02 January 2017

French Bridges: 10. Pont Neuf, Paris

My next few posts are going to feature some of the bridges of Paris. This isn't a particularly comprehensive survey, it's just a handful of interesting structures which fitted in with other travels.

The first bridge is also the oldest: Pont Neuf ("new bridge", in English), which was commenced in 1578 and completed in 1607.

The bridge connects the Île de la Cité to the left and right banks of the Seine, with two arms comprising five arches and seven arches. When construction commenced, it was anticipated that the bridge would support rows of buildings, as was common at the time. However, an edict by King Henri IV decided that the buildings would not be added, with the result that the bridge as completed was wide and spacious.
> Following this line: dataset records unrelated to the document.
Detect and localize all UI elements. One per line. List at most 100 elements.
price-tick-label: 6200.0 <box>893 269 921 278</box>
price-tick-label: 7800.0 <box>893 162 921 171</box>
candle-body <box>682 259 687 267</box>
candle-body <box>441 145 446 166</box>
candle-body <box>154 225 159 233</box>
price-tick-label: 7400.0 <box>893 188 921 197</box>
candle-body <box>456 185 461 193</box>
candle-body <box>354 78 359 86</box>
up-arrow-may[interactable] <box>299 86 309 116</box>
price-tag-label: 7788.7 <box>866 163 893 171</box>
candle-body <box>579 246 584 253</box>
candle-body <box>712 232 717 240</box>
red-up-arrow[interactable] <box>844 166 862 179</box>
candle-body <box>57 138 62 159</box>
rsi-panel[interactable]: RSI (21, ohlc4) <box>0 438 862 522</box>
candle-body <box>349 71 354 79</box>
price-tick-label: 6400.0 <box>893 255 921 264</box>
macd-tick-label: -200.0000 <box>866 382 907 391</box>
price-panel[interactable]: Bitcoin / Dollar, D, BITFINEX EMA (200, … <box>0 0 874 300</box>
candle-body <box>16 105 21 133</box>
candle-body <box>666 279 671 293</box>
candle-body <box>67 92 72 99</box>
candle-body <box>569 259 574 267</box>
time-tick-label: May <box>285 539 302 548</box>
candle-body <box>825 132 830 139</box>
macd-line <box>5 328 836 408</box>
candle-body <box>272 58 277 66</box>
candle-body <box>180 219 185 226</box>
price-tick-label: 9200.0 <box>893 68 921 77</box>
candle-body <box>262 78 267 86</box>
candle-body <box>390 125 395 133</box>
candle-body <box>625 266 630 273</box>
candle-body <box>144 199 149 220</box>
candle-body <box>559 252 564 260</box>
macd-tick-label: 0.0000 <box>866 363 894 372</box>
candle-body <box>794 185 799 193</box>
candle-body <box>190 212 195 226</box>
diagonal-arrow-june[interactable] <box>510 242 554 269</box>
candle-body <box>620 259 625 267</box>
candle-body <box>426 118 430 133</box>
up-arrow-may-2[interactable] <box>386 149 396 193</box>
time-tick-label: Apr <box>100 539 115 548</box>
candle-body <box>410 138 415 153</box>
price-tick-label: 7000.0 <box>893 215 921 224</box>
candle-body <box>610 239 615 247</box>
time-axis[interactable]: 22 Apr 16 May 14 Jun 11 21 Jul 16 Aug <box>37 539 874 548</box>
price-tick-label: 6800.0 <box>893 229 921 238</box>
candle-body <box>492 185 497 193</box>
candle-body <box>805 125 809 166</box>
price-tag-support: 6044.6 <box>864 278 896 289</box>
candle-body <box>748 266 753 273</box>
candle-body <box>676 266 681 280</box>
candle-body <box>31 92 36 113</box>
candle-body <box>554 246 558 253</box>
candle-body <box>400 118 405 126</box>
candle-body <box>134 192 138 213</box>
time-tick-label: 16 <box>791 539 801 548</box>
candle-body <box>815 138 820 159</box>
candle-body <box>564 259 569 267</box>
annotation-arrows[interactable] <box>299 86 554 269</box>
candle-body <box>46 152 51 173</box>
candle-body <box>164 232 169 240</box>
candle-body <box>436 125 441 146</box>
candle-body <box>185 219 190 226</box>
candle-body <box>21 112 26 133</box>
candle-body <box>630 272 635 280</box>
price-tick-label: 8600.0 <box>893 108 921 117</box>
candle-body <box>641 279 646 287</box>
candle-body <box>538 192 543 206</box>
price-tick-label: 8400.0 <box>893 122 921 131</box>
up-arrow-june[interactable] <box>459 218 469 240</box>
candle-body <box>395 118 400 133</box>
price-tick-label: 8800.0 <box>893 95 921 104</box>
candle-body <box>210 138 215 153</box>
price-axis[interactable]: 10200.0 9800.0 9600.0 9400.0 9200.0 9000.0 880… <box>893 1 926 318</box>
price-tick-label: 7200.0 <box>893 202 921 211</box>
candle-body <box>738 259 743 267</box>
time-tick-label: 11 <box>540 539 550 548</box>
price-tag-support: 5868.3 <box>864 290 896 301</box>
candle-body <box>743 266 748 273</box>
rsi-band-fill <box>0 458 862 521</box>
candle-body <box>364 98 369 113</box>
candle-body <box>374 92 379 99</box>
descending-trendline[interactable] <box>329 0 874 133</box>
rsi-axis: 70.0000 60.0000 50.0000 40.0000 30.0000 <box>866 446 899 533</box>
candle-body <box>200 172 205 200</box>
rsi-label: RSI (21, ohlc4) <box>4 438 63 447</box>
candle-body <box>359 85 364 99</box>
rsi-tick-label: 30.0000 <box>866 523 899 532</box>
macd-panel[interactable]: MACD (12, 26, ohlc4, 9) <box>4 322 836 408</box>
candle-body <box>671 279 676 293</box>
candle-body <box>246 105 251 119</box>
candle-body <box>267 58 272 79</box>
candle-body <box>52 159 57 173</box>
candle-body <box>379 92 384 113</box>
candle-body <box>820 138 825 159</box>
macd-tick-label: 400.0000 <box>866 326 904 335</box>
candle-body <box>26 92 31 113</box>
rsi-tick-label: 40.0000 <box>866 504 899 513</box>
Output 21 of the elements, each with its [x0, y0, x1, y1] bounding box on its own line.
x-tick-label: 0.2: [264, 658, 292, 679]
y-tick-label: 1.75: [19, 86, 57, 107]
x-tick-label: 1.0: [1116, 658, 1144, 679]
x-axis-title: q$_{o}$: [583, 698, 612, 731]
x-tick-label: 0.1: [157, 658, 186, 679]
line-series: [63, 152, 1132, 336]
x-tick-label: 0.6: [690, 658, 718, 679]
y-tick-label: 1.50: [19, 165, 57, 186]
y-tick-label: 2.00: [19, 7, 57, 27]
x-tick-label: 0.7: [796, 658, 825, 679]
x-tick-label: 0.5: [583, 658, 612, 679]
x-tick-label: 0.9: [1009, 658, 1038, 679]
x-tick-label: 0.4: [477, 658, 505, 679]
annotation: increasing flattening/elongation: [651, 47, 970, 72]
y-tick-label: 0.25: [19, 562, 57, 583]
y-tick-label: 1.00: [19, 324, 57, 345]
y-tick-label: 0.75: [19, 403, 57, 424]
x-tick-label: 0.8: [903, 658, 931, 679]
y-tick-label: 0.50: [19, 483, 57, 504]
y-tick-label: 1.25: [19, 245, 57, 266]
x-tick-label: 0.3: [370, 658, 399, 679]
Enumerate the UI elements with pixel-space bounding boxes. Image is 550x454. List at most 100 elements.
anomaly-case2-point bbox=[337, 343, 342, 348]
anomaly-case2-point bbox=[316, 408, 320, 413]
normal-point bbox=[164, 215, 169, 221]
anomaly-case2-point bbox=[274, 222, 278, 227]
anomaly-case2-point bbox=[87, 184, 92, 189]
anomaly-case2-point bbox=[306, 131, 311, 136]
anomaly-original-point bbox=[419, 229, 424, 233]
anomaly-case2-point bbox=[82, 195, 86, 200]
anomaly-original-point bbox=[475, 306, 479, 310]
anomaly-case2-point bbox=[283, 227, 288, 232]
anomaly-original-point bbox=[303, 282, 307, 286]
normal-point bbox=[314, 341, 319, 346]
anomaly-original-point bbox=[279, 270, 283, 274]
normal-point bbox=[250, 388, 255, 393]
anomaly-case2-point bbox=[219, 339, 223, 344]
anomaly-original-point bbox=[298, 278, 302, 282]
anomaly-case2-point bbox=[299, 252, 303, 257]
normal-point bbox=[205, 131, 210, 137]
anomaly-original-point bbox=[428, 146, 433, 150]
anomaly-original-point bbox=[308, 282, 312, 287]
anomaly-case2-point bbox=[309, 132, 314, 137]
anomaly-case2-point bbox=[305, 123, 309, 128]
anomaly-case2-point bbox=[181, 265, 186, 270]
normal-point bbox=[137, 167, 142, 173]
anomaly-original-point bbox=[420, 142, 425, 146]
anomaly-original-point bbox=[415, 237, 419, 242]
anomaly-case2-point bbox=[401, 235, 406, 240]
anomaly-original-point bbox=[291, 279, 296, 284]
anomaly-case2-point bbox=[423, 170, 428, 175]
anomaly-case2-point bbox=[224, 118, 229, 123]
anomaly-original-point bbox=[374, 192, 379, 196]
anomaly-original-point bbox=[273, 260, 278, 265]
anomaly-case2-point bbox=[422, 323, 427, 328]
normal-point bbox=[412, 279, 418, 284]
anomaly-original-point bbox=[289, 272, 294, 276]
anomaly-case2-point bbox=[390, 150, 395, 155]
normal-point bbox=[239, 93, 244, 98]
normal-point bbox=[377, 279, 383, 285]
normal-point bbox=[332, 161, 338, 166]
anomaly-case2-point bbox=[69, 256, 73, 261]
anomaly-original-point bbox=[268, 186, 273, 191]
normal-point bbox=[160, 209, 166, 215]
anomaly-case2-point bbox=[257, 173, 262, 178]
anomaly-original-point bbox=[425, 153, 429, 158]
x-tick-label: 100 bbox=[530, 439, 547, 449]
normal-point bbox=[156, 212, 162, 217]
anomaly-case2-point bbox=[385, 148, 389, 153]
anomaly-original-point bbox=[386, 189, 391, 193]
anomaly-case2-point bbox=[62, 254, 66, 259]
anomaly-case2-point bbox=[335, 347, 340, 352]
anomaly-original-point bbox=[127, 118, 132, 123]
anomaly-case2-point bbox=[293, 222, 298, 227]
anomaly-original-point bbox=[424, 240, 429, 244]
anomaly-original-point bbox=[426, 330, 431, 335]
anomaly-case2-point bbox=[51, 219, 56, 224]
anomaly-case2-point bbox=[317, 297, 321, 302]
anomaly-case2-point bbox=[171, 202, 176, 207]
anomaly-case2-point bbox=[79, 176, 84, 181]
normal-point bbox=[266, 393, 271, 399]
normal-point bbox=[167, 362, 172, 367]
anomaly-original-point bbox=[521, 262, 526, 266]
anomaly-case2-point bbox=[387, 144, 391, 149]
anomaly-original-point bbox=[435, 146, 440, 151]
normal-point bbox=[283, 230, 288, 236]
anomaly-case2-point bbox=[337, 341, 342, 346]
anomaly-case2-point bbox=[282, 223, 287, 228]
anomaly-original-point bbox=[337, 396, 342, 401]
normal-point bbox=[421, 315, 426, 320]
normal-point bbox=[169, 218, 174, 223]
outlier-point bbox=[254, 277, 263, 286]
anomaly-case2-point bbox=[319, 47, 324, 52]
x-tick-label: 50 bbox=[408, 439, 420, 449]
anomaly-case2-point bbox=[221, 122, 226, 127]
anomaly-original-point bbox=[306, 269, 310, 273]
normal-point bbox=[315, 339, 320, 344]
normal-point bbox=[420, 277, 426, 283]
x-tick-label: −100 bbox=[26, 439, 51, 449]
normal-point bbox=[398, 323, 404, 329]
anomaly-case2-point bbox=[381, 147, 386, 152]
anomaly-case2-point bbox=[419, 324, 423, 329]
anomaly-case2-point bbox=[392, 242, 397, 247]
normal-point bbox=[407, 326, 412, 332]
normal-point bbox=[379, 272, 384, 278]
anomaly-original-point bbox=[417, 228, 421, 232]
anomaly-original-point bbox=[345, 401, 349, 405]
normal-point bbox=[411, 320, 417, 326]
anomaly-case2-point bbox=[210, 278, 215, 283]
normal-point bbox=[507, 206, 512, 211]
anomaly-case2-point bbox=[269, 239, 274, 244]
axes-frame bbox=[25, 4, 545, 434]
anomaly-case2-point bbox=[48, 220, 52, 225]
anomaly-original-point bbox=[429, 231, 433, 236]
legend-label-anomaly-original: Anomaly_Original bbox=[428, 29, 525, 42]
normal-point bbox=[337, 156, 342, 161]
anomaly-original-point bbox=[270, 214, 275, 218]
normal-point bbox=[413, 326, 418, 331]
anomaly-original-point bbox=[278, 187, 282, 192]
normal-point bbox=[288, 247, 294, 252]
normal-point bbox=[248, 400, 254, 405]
Nonetheless, in its early years it was over-run with temporary stalls, and became a focal point for social activity. The two articles linked below, Lost Paris and The Birth of the Pont Neuf, describe this fairly well.

The bridge has been refurbished and reconstructed on numerous occasions. The long arm, connecting to the right bank, was reportedly rebuilt from 1848 to 1855 to lower the roadway, amending semi-circular arches into a semi-elliptical shape.

Other parts were rebuilt in response to foundation failures. At the outset of construction, a "board of experts" had reviewed options for supporting the bridge piers on a simple timber grillage, or on piles, deciding to proceed with the grillage alone. A dissenting voice came from Pierre Lescot, an architect who had worked on the nearby Louvre, who recommended that testing be completed before the decision was made.

Even during the process of original construction changes had been made. For example, the arches on the left and right arms are subtly different. On the right arm, the arches run straight through, and large triangular cutwaters of the same width as the bridge piers support smaller semi-circular refuges at road level.

On the left arm, the arches have cornes-de-vaches at their edges, a slight tapering which ties directly into smaller triangular cutwaters. These are smaller than the semi-circular refuges at road level. Whitney reports that the foundations for the left arm were built first, and that Androuet du Cerceau's original design was amended to create greater width at road level without having to rebuild the foundations.

Probably the most distinctive feature of the bridge are the 381 mascarons which decorate the various elevations of the structure, immediately below stone corbels supporting the parapets and footways. Mascarons were originally used in architecture to ward off evil spirits, and subsequently only as decoration. The mascarons currently visible are not original, but were created by a variety of sculptors as part of the reconstruction works in the early 1850s. Each one is reported to be unique.

While the bridge itself has solid stone parapets, a massive abutment on the island is topped instead with metal railings. From looking at old paintings of the bridge, these are clearly not original but appear to be a long-standing presence, seen in a Pisarro painting from 1902, for example.

Today, they are home to a staggering quantity of love locks. As most readers will know, these are a controversial subject, disliked both because they mar the appearance of bridges and in some cases imposing such a weight as to cause damage to parapets. Damage is certainly visible here: the mesh has either partially collapsed or been cut away due to the sheer quantity of locks.

The No Love Locks campaign has succeeded in getting the locks removed from the nearby Pont des Arts, by replacing the previous mesh infill panels with glass. Soon, perhaps, the campaigners will succeed in their aim of banishing the love locks entirely, so for now, a visit to the Pont Neuf offers a fine opportunity to see them in all their "glory".

Further information:

1 comment:

Bill Harvey said...

The real book about Parhis bridges is Jean-Rodolphe Perronet There is an original copy for sale here https://goo.gl/uVqJch but ask in the Civil's library or seek out an edition published in the 80s by ENPC of which he was (I think) founding director. The facimile is printed on A4 rather than the original 56x42cm, though of course Perronet himself was pre metric and worked in pied and toise (feet and fathoms to older english readers!) There are progress etchings through the construction of several bridges. every year in the early stages then every 3 months. Also drawings of every piece of equipment used from pile drivers through muck carts and water pumps to the suspended and boat mounted scaffolds used for the finishing. And finally a picture of the grand decentring with tents for the king and his nobles and a great field set out (on the other side) for the plebs.